1° Les catégories de salariés susceptibles de conclure une convention individuelle de forfait, dans le respect des articles L. 3121-56 et L. 3121-58 ;
2° La période de référence du forfait, qui peut être l'année civile ou toute autre période de douze mois consécutifs ;
3° [L] nombre d'heures ou de jours compris dans le forfait, dans la limite de deux cent dix-huit jours s'agissant du forfait en jours ;
4° Les conditions de prise en compte, pour la rémunération des salariés, des absences ainsi que des arrivées et départs en cours de période ;
5° Les caractéristiques principales des conventions individuelles, qui doivent notamment fixer le nombre d'heures ou de jours compris dans le forfait.
II.-L'accord autorisant la conclusion de conventions individuelles de forfait en jours détermine :
1° Les modalités selon lesquelles l'employeur assure l'évaluation et le suivi régulier de la charge de travail du salarié ;
2° Les modalités selon lesquelles l'employeur et le salarié communiquent périodiquement sur la charge de travail du salarié, sur l'articulation entre son activité professionnelle et sa vie personnelle, sur sa rémunération ainsi que sur l'organisation du travail dans l'entreprise ;
3° Les modalités selon lesquelles le salarié peut exercer son droit à la déconnexion prévu au 7° de l'article L. 2242-17.

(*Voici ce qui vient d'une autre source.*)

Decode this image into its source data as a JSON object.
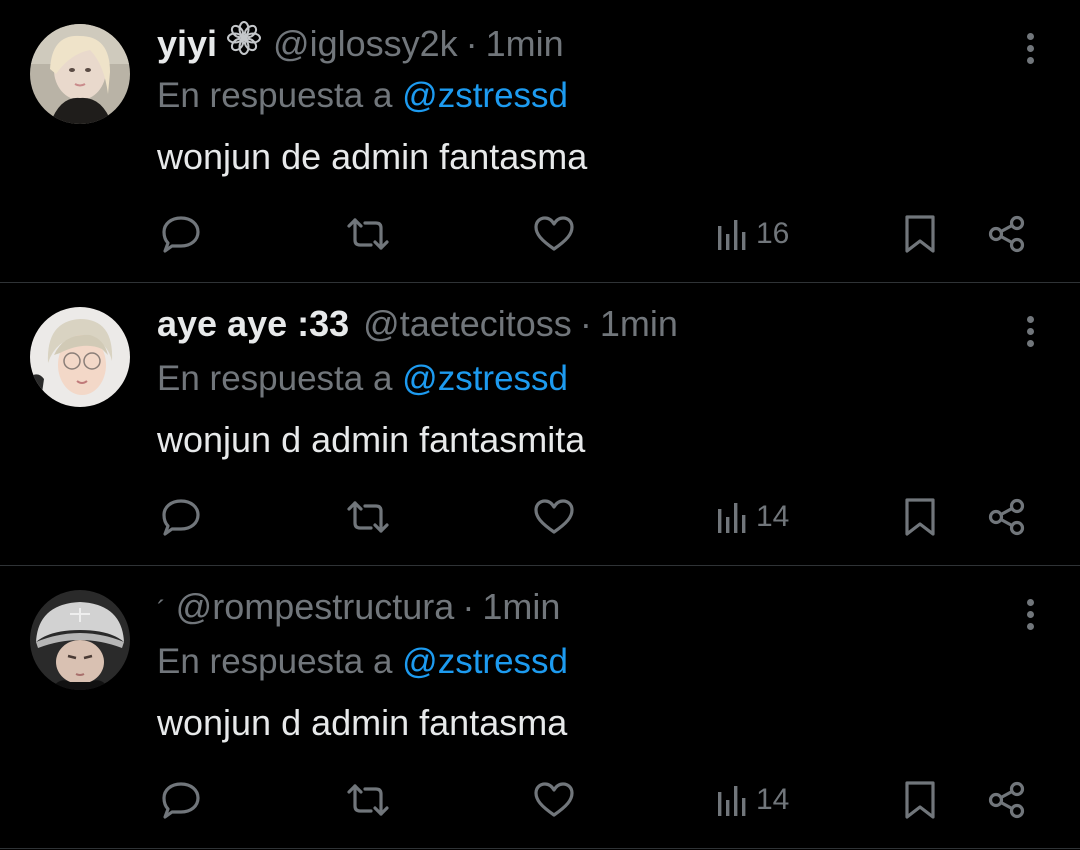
{
  "reply_prefix": "En respuesta a",
  "tweets": [
    {
      "display_name": "yiyi",
      "badge_icon": "flower-emoji-icon",
      "handle": "@iglossy2k",
      "separator": "·",
      "time": "1min",
      "reply_to": "@zstressd",
      "text": "wonjun de admin fantasma",
      "views": "16"
    },
    {
      "display_name": "aye aye :33",
      "handle": "@taetecitoss",
      "separator": "·",
      "time": "1min",
      "reply_to": "@zstressd",
      "text": "wonjun d admin fantasmita",
      "views": "14"
    },
    {
      "display_name": "",
      "handle": "@rompestructura",
      "separator": "·",
      "time": "1min",
      "reply_to": "@zstressd",
      "text": "wonjun d admin fantasma",
      "views": "14"
    }
  ],
  "icons": {
    "reply": "speech-bubble-icon",
    "retweet": "retweet-icon",
    "like": "heart-icon",
    "views": "bar-chart-icon",
    "bookmark": "bookmark-icon",
    "share": "share-icon",
    "more": "vertical-dots-icon"
  },
  "colors": {
    "background": "#000000",
    "primary_text": "#e7e9ea",
    "secondary_text": "#71767b",
    "mention": "#1d9bf0",
    "divider": "#2f3336"
  }
}
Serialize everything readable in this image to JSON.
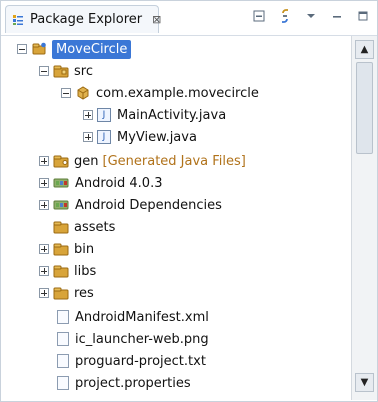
{
  "panel": {
    "title": "Package Explorer",
    "close_glyph": "⊠"
  },
  "tree": {
    "project": "MoveCircle",
    "src": "src",
    "package": "com.example.movecircle",
    "files": [
      "MainActivity.java",
      "MyView.java"
    ],
    "gen": "gen",
    "gen_decor": "[Generated Java Files]",
    "android_403": "Android 4.0.3",
    "android_deps": "Android Dependencies",
    "assets": "assets",
    "bin": "bin",
    "libs": "libs",
    "res": "res",
    "manifest": "AndroidManifest.xml",
    "icon_png": "ic_launcher-web.png",
    "proguard": "proguard-project.txt",
    "properties": "project.properties"
  }
}
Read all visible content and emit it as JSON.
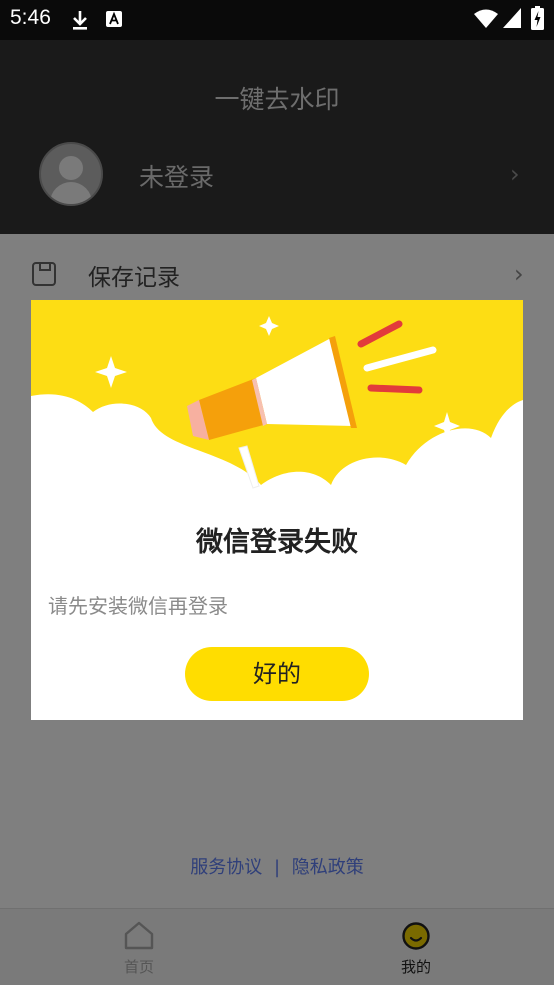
{
  "status_bar": {
    "time": "5:46",
    "download_icon": "download-icon",
    "a_icon": "text-a-icon",
    "wifi_icon": "wifi-icon",
    "signal_icon": "signal-icon",
    "battery_icon": "battery-charging-icon"
  },
  "header": {
    "title": "一键去水印",
    "login_status": "未登录"
  },
  "menu": {
    "items": [
      {
        "label": "保存记录",
        "icon": "save-icon"
      }
    ]
  },
  "dialog": {
    "title": "微信登录失败",
    "message": "请先安装微信再登录",
    "ok_label": "好的",
    "accent": "#ffdd00"
  },
  "footer_links": {
    "service": "服务协议",
    "separator": "|",
    "privacy": "隐私政策"
  },
  "bottom_nav": {
    "tabs": [
      {
        "label": "首页",
        "icon": "home-icon"
      },
      {
        "label": "我的",
        "icon": "profile-face-icon"
      }
    ]
  }
}
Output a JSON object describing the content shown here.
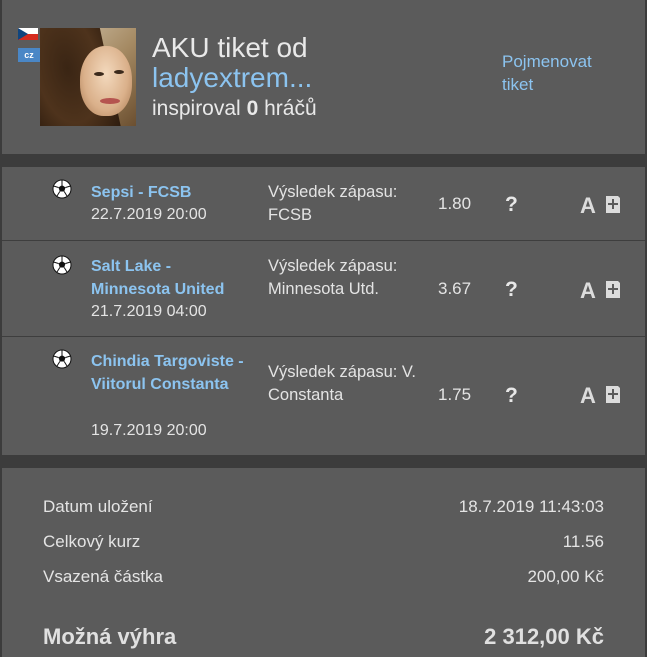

L'accord peut fixer le nombre maximal de jours travaillés dans l'année lorsque le salarié renonce à une partie de ses jours de repos en application de l'article L. 3121-59. Ce nombre de jours doit être compatible avec les dispositions du titre III du présent livre relatives au repos quotidien, au repos hebdomadaire et aux jours fériés chômés dans l'entreprise et avec celles du titre IV relatives aux congés payés."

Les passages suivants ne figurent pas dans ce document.